이 현상은 예를 들어 사용자가 AI가 아직 말하고 있는 중에 말을 시작할 때 발생합니다. MessageEngine는 이를 활용해 UI에서 AI의 중단된 메시지를 해당 상태로 표시합니다.

MessageEngine는 이러한 다양한 유형을 지능적으로 처리합니다:

사용자 메시지는 일반적으로 완성된 생각으로 도착합니다.
에이전트 메시지는 자주 조각별로 스트리밍됩니다.
중단은 이미 처리 중인 메시지의 상태를 업데이트합니다.

이 모든 것을 내부 큐와 상태 관리 시스템을 통해 처리하여 UI 구성 요소가 원시적인 복잡성을 신경 쓰지 않도록 합니다.

`MessageEngine`을 만나보세요: 텍스트 스트리밍의 핵심

MessageEngine(lib/message.ts)는 마법이 일어나는 곳입니다. 이를 직접 구축할 필요는 없습니다. Agora가 제공합니다. 주요 역할은 다음과 같습니다:

수신: Agora RTC 클라이언트에 연결되어 원시 트랜스크립션 데이터 메시지를 수신합니다.
처리: 메시지를 해독하고 발신자(사용자 또는 AI)를 식별하며 상태를 판단합니다.
상태 관리: 각 메시지가 여전히 스트리밍 중인지(IN_PROGRESS), 완료되었는지(END), 또는 중단되었는지(INTERRUPTED)를 추적합니다.
순서 지정 및 버퍼링: 네트워크 패킷이 약간 순서가 뒤바뀌어 도착하더라도 메시지가 올바른 순서로 처리되도록 보장합니다.
알림: 표시 가능한 메시지 목록이 변경될 때마다 ConversationComponent(콜백을 통해)에 알립니다.

엔진 내부의 핵심 개념

메시지 상태: 완료되었나요?

엔진이 추적하는 모든 메시지는 상태를 가집니다:

export enum EMessageStatus {
  IN_PROGRESS = 0, // Still being received/streamed (e.g., AI is talking)
  END = 1, // Finished normally.
  INTERRUPTED = 2, // Cut off before completion.
}

이 설정은 UI가 각 메시지를 어떻게 표시해야 하는지 알려줍니다(예: IN_PROGRESS 메시지에 “…” 또는 깜빡이는 애니메이션 추가).

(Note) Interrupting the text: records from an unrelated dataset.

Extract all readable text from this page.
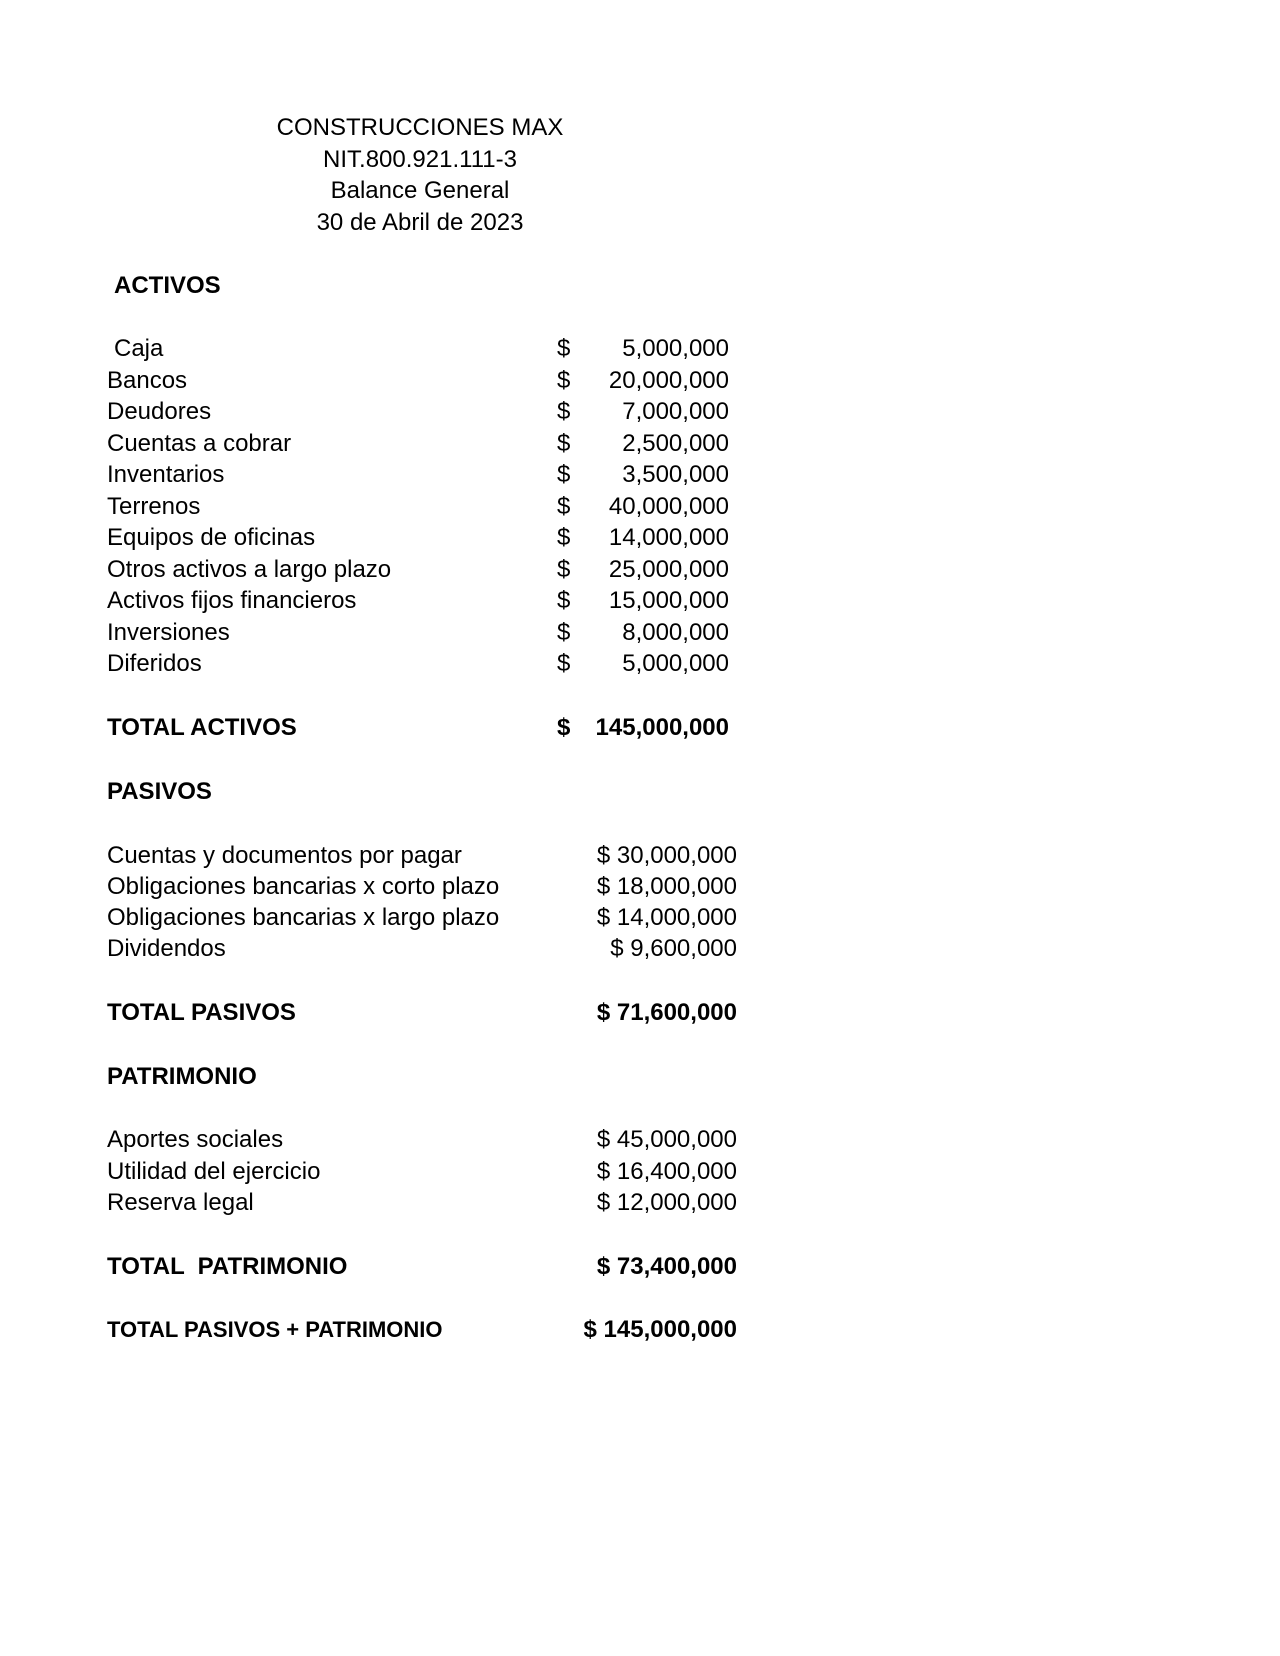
CONSTRUCCIONES MAX
NIT.800.921.111-3
Balance General
30 de Abril de 2023
ACTIVOS
Caja	$ 5,000,000
Bancos	$ 20,000,000
Deudores	$ 7,000,000
Cuentas a cobrar	$ 2,500,000
Inventarios	$ 3,500,000
Terrenos	$ 40,000,000
Equipos de oficinas	$ 14,000,000
Otros activos a largo plazo	$ 25,000,000
Activos fijos financieros	$ 15,000,000
Inversiones	$ 8,000,000
Diferidos	$ 5,000,000
TOTAL ACTIVOS	$ 145,000,000
PASIVOS
Cuentas y documentos por pagar	$ 30,000,000
Obligaciones bancarias x corto plazo	$ 18,000,000
Obligaciones bancarias x largo plazo	$ 14,000,000
Dividendos	$ 9,600,000
TOTAL PASIVOS	$ 71,600,000
PATRIMONIO
Aportes sociales	$ 45,000,000
Utilidad del ejercicio	$ 16,400,000
Reserva legal	$ 12,000,000
TOTAL  PATRIMONIO	$ 73,400,000
TOTAL PASIVOS + PATRIMONIO	$ 145,000,000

엔진 모드: 얼마나 세분화되게 설정하시겠습니까?

엔진은 들어오는 에이전트 텍스트를 다양한 방식으로 처리할 수 있습니다:

export enum EMessageEngineMode {
  TEXT = 'text', // Treats each agent message chunk as a complete block. Simpler, less "streaming" feel.
  WORD = 'word', // Processes agent messages word-by-word if timing info is available. Gives that nice streaming effect.
  AUTO = 'auto', // The engine decides! If word timings are present, it uses WORD mode; otherwise, TEXT mode. (Recommended)
}

AUTO 모드는 일반적으로 시작하는 가장 쉬운 방법입니다. 엔진은 백엔드 대화형 AI 서비스에서 받는 데이터에 따라 자동으로 조정됩니다. 서비스가 자세한 단어 타이밍을 전송하면 부드러운 스트리밍이 이루어지며, 그렇지 않으면 텍스트 블록으로 표시되는 방식으로 우아하게 전환됩니다.

출력: UI가 받는 내용

MessageEngine은 최종적으로 애플리케이션(콜백을 통해)에 표시 준비가 된 메시지 객체 목록을 제공합니다:

export interface IMessageListItem {
  uid: number | string; // Who sent this? User's numeric UID or Agent's string/numeric UID (often 0 or a specific string like "Agent").
  turn_id: number; // Helps keep track of conversational turns.
  text: string; // The actual words to display.
  status: EMessageStatus; // The current status (IN_PROGRESS, END, INTERRUPTED).
}

UI 구성 요소는 단순히 이러한 객체의 목록을 렌더링하면 됩니다.

엔진 연결

일반적으로 MessageEngine는 주요 ConversationComponent 내에서 초기화하며, 아마도 Agora RTC 클라이언트가 준비되면 한 번 실행되는 useEffect 훅 내부에 위치할 것입니다.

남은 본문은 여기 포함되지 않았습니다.